O que na época foi visto como uma reação específica a um exemplo de mau comportamento de um empresário era na verdade o início da mais determinada tentativa de reformas da economia e sociedade chinesa desde a abertura econômica liderada por Deng Xiaoping em 1978, que transformou a China na potência econômica que conhecemos hoje. Há uma corrente de pensamento (bastante comum entre analistas de mercado) que tende a minimizar a importância da nova campanha política resumida no termo “prosperidade comum”, e que em breve tudo voltará ao já conhecido normal. Acredito que tal avaliação vai se provar bastante errada.
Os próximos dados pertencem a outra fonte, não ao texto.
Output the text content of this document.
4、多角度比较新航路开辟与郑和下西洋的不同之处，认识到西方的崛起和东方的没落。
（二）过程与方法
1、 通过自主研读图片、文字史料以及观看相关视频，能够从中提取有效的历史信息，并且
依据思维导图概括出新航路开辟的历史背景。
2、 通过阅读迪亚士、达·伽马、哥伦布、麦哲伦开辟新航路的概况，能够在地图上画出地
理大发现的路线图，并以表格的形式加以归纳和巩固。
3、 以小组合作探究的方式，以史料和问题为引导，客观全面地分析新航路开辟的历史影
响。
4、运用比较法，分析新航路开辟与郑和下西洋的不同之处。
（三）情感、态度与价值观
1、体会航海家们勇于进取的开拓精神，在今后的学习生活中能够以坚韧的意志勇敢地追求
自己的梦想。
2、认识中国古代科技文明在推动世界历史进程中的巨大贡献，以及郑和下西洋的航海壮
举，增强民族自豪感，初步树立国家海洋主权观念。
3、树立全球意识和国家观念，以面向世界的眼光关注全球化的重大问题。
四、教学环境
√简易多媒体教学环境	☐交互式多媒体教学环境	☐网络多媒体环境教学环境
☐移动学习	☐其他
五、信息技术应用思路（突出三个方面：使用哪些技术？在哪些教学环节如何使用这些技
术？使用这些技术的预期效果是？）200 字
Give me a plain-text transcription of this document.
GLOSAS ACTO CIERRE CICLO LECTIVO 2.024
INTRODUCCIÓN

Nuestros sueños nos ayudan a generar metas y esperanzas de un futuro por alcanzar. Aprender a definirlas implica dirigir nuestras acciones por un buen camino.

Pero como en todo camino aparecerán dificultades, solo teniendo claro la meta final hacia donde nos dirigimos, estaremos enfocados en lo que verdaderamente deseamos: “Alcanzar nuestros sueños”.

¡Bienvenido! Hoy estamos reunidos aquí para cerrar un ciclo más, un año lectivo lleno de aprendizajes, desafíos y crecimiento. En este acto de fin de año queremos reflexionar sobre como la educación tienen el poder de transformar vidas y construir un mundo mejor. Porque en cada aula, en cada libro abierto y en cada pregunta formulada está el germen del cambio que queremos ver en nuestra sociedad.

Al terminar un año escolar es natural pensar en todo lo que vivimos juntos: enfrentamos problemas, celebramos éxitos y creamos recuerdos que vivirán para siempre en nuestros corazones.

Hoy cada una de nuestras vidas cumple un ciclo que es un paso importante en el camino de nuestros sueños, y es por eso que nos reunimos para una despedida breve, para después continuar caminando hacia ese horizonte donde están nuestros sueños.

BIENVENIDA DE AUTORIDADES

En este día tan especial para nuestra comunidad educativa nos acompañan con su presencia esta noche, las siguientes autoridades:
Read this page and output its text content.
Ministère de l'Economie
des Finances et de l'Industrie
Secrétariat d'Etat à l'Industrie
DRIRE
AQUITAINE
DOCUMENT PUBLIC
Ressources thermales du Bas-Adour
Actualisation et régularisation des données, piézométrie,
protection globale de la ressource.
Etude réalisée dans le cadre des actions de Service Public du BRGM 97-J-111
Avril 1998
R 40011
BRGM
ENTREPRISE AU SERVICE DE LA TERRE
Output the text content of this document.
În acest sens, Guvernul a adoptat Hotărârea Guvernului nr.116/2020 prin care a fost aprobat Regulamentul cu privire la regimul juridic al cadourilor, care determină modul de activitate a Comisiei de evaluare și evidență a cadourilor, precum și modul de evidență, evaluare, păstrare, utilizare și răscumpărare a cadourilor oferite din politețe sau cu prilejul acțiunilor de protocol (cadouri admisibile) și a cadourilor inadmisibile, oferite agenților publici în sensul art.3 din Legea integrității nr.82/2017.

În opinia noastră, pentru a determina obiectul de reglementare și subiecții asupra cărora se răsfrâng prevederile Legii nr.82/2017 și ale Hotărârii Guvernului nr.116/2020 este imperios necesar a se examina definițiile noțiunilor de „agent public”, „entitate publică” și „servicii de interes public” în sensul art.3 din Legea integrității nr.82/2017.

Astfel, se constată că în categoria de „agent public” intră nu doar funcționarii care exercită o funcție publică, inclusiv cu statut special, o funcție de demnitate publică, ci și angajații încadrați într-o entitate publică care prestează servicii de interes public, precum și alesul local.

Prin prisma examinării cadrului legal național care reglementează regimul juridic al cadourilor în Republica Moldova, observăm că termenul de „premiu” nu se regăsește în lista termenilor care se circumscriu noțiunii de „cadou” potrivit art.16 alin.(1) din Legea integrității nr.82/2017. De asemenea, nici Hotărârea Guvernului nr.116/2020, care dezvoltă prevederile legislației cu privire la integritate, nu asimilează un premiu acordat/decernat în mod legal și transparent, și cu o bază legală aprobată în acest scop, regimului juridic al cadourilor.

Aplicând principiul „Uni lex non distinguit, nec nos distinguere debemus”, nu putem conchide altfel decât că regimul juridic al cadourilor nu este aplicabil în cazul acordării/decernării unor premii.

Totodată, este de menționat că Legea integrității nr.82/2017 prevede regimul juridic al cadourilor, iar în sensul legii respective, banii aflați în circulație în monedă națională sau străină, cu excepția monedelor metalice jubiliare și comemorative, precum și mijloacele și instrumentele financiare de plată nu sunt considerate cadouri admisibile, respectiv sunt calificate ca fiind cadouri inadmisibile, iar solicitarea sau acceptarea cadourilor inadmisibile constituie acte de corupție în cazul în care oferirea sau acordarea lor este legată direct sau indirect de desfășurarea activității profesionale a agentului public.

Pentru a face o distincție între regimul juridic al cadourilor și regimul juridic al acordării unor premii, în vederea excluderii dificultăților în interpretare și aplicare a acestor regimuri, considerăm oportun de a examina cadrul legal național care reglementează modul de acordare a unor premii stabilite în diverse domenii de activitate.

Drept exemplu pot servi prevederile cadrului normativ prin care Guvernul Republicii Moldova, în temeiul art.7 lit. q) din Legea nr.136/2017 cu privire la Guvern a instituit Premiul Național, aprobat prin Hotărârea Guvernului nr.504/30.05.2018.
Precisamos de contexto. O sucesso econômico chinês não veio sem problemas. Depois da rebelião estudantil de 1989 houve forte contrarreação conservadora e que quase encerrou o período de reformas. Deng, um mestre da estratégia política, permitiu o imediato avanço das facções conservadoras até 1992. Porém, quando ficou claro que os conservadores não tinham agenda econômica alternativa, Deng, com seu Southern Tour de 1992, relançou as reformas em novas bases. Essa nova fase foi denominada por Yasheng Huang como “capitalismo com características chinesas”, com ênfase em um modelo baseado em forte repressão ao consumo para aumentar a taxa de poupança/investimentos, onde a diferença entre produção e a absorção doméstica seria exportada, processo que teve seu auge com a entrada da China (com forte apoio dos EUA) na OMC em dezembro de 2001.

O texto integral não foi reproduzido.